The contacts Matis made while working as a pilot proved influential when he considered attending law school.

“Many of my passengers were attorneys,” Matis said. “I had discussions with them about the law. Those talks affected my choice to pursue a legal career.”

It was  a dinner conversation with his wife, Kimberly that persuaded Matis to get involved in the political process.

“I was out with my wife when I took issue with a recent news event,” Matis said. “She literally banged her fist on the table and said, ‘You complain a lot so why don’t you get involved and make a difference?’”

Matis took her advice to heart, beginning a trajectory from Rochester’s city hall to the Oakland County Circuit Court.

After serving on Rochester’s City Council from 2007-11, and as an Oakland County Commissioner from 2011-15, the 50-year-old Matis was appointed by Governor Rick Snyder last October to fill a vacancy left on the court by the retirement of Judge Rudy Nichols. Matis must seek election in November 2016, to the remainder of Nichols’ term, which expires in 2020.

From start to finish, Matis’s first political race was a grassroots effort.

“I went down to (Rochester’s) city hall and got a petition to run for city council. I had never been a candidate for elected office before so I talked to people who knew me for advice. ” Matis said. “I got a list of potential voters’ names from the city clerk’s office. Then I went door to door asking people for their vote.”

“Later I found out that there would be 12 people running for four city council seats and four of those were incumbents. I knew I would have to beat an incumbent to win. I came in first in the primary and also in the general election, winning over the incumbent.”

While he was a city council member, Matis continued to practice full time as a civil litigator at Garan Lucow Miller, PC. in Troy, and teach a comparative procedure class as an adjunct instructor at Western Michigan University Thomas Cooley Law School.

He managed to maintain that schedule when he was elected to the Oakland County Board of Commissioners.

“Being a commissioner was a significant time commitment, almost a full time job,” Matis said. “You have to have a strong base of support from your family. My wife is incredibly supportive.”

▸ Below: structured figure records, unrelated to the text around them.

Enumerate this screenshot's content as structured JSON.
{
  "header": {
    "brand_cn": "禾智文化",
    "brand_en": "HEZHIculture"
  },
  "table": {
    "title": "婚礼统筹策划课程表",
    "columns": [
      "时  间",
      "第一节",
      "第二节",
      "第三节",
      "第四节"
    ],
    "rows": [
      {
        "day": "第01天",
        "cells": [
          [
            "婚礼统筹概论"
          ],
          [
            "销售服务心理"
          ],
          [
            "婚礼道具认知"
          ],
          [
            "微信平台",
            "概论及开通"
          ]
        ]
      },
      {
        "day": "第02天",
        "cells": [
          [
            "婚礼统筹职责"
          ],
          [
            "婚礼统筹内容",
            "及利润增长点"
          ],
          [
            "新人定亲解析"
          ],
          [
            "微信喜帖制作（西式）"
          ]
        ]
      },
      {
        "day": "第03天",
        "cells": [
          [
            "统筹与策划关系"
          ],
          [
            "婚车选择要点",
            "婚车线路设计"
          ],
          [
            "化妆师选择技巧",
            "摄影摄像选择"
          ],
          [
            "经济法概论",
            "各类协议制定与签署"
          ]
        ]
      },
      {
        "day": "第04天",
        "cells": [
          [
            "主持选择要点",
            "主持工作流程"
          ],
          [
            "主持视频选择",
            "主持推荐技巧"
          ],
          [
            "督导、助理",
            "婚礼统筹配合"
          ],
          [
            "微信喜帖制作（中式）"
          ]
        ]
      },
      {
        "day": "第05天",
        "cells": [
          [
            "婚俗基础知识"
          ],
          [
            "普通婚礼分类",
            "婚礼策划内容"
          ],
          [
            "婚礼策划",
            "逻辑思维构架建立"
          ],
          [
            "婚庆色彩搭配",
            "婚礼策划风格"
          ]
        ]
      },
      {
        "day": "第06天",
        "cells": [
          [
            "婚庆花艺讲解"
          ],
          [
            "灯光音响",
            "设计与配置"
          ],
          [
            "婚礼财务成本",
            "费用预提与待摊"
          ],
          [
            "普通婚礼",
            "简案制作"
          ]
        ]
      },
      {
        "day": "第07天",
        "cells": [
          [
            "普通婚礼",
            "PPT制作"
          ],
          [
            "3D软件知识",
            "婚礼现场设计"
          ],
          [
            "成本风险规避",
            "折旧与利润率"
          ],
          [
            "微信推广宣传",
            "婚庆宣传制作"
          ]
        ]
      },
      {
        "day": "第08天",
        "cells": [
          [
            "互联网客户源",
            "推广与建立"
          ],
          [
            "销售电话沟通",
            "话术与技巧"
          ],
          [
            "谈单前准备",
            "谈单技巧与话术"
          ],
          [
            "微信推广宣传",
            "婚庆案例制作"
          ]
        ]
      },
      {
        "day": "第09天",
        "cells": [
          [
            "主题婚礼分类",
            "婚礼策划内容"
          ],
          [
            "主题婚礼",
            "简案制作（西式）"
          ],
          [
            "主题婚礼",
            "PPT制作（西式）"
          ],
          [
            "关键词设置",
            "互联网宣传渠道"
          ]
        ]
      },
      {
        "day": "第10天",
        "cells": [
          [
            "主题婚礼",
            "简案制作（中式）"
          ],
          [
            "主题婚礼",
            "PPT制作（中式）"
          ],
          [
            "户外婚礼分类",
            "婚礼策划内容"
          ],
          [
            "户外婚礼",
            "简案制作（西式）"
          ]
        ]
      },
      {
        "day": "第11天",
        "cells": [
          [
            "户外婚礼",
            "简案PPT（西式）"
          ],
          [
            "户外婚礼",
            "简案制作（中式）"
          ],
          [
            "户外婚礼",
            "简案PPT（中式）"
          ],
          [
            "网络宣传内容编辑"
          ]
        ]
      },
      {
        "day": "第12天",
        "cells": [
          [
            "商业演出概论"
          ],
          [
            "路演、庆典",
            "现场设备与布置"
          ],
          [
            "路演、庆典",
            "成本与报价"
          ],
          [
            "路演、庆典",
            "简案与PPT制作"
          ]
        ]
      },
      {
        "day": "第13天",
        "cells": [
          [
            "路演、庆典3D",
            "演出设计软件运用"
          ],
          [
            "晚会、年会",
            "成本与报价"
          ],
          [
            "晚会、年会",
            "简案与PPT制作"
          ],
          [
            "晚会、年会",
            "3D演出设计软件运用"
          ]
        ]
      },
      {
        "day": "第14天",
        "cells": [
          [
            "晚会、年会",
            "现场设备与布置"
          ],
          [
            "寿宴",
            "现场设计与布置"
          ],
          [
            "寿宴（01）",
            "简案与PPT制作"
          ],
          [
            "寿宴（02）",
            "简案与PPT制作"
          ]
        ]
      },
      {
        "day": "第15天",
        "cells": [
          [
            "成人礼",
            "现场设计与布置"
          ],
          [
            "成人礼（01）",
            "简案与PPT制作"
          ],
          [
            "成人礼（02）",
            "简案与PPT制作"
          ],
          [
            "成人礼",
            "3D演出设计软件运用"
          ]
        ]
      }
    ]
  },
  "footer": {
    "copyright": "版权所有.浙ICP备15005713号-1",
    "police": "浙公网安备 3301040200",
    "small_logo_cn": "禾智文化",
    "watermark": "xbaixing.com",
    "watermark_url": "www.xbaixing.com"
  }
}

Just as he did in his run for city council, Matis won the primary and the general election in the County Commissioner’s race. Still, it was a surprise to him when he was chosen by his cohorts on the board to be the vice-chair.
“It was the first time anyone who was newly elected was asked to take a leadership role,” Matis said. “Both parties approved my appointment.”

In 2015, Matis decided to throw his hat in the ring for the vacancy left by Judge Nichols’ retirement after he consulted with friends, family and colleagues.

“I talked with friends and judges I knew. They thought I would make a good judge, so I took their advice.” Matis said.

“The call from Governor Snyder informing me that I’d been appointed to the bench was probably one of the first times in my life I have been speechless,” Matis said. “This is an incredible opportunity to serve the people of Oakland County, and the perfect merger of my love for the law and for public service.”

Unlike his last two elected positions, Matis’s assignment to the Family Law Division of the Circuit Court puts him in direct contact with at-risk parents and children.

“I’ve seen cases where people with tremendous drug and alcohol problems have had to make decisions that were right for their kids. Sometimes that means terminating parental rights,” Matis said. “I’ve also seen cases where people have changed their paths and corrected their bad circumstances in order to be reunited with their kids. That’s very good to see.”

Having served the community from three distinct platforms in the past nine years, Matis is concentrating on the task at hand.  Asked if this was his last job as a public servant, Matis said, “I don’t know. Right now I am focused on being the best judge I can be. I am just happy to be here.”